RK: Even though you tackle some really grim realities about American food in this book, I always leave it feeling calm and reassured. How does thinking about food make you feel? 

MN: I think food is easy, and I like it, a lot. I’m at a late stage in life where I don’t eat very much anymore, which is really unfortunate. But eating is a great thing to do, and you get to do it several times a day. Anything that makes you feel better these days is a very good thing.

RK: So you think there’s hope for American food yet?

MN: Oh, I do. And world food. I’m in the department of Food Studies at NYU where we’re surrounded by young people who think food is the way to change the world. It’s hard not to like that. It’s wonderful to be around them.
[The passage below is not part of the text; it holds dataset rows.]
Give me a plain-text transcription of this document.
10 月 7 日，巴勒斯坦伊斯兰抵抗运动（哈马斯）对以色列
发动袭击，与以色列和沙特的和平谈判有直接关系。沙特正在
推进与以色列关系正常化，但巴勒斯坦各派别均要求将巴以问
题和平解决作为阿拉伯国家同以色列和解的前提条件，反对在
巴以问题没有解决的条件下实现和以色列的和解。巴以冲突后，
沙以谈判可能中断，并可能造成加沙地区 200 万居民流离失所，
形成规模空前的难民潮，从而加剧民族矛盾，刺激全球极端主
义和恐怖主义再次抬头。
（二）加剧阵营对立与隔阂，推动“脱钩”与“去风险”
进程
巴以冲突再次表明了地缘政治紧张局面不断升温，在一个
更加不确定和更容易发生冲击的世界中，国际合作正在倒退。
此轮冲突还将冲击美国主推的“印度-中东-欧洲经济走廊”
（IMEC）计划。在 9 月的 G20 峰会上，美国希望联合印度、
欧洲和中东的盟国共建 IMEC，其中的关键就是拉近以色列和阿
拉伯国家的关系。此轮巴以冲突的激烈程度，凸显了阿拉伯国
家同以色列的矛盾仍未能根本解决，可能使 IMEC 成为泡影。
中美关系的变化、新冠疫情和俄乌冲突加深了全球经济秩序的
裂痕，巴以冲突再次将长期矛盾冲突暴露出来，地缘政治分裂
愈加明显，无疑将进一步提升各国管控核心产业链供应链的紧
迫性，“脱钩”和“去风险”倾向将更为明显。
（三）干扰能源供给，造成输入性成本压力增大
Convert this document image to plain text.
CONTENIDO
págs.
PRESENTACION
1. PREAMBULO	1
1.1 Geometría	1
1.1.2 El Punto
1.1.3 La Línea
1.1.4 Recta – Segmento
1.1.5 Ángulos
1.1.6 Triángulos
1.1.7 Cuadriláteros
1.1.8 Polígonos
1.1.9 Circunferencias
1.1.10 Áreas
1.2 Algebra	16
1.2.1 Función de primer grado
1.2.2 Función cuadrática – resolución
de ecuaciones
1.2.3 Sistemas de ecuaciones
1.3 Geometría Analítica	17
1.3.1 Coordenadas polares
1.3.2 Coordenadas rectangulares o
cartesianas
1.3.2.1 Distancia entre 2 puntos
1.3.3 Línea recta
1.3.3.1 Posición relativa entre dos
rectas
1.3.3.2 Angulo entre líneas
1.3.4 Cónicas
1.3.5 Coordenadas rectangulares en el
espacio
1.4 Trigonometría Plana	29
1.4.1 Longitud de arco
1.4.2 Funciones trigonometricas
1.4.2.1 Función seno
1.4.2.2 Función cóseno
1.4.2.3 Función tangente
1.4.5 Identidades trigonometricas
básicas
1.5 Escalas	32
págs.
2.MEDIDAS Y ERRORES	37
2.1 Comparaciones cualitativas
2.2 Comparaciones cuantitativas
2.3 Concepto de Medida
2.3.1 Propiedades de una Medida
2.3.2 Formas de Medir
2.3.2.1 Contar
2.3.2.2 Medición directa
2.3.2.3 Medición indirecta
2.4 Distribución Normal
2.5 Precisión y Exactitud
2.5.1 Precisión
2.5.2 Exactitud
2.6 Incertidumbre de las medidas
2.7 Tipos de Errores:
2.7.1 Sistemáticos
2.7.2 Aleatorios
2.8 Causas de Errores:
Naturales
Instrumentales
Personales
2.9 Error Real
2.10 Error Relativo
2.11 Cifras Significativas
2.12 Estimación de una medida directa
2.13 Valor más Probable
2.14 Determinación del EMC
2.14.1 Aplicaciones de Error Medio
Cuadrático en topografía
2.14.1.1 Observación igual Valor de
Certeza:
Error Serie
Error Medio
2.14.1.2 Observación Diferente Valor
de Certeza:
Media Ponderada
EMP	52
RK: I want to just return us to our current moment as we conclude our chat. It’s 20 degrees Fahrenheit outside with the wind chill. 

MN: Oh boy.

RK: The tomatoes and the plums are all gone from the farmer’s market. On a day like this, to stave off the first chills of winter, what do you eat? What do you eat now?

MN: Well, I might go home and make a soup. I’m not sure what I have around, but I’ll find out. I was picking salad off the terrace yesterday. And I still have tomatoes. If it’s 20 degrees, they’ll be frozen now. But I have little cherry tomatoes that were still growing and putting flowers out.

RK: Even in this weather! And you have a cherry tree as well? 

MN: A cherry, and a peach, and grapes, and raspberries, and blueberries. Not that they produce all that well, but the principle is terrific.

RK: We can all find little bits of green here and there.

This interview has been edited and condensed for clarity.